Mattie,

WOW...your situation sound very similar to mine...Thank you again for sharing your thoughts. I can find comfort in them.

My wife has not returned home. I have worked out an arrangement so that she can come by the house every morning to get the kids ready for school and spend about an hour with them.

I did confront the OM before this all went down. I feel that my anger now comes from the fact that I gave him two different opportunities to "take the high road" and he still chose to have the PA with my wife. I do strongly believe that it takes two to have an affair, but it only takes one to stop an affair. I have chosen to focus my anger on him since I did give the opportunities for him to distance himself with integrity.

I have not confronted him recently though...Like you said, Bad DB'ing but there is so much I would like to say to him.

My W is now seeing a counselor and working on herself. I have not asked if she is still in contact with OM but I'm sure she probably is "as a friend".

I am scared now that every time I look at her I see him and will continue to. He lives only two blocks away and I do see him driving by every now and then when I'm out with the kids. When I see him it can instantly change my mood, and then I feel a tremendous sense of loss. I am also seeing a counselor and he has told me this may take years to get any resemblance of my former life...I worry about that long trip.

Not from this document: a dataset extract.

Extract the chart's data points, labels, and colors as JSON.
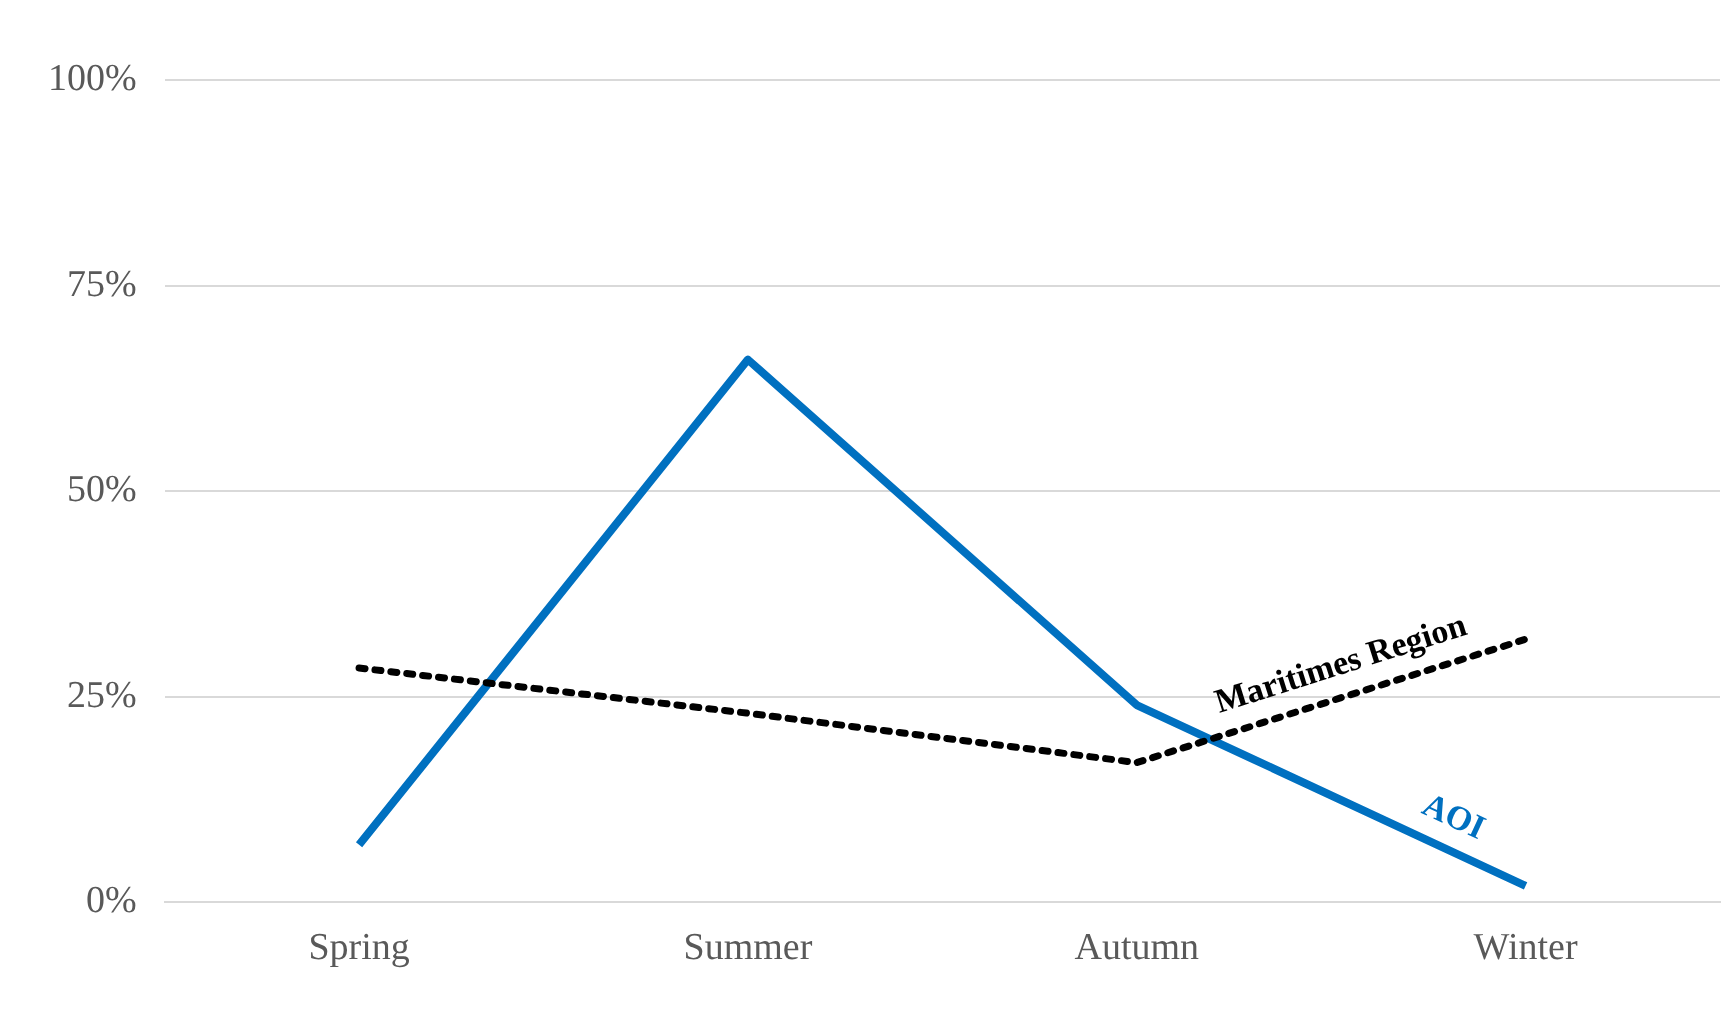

I have read a few stories and I can take some motivation away from people who say they have a better M now than ever before. I guess it's the silly little things that creep into my mind.....again what is lost. My W always told me that one of the most important things to her was that I was the only Man she had ever been with....We had met in High School and dated for years before we got married. I feel a tremendous loss of what that was some days and on others I weigh that against what else I could lose. Either way it just makes me sad. I worry now that the way I look at my wife is different than before....I don't feel the admiration that I used to feel. I worry about getting that back.

I guess that is what you meant about it being an uphill battle.

I will try to go through your posts to get more background on your story. Thank you again for taking the time to correspond...it has helped.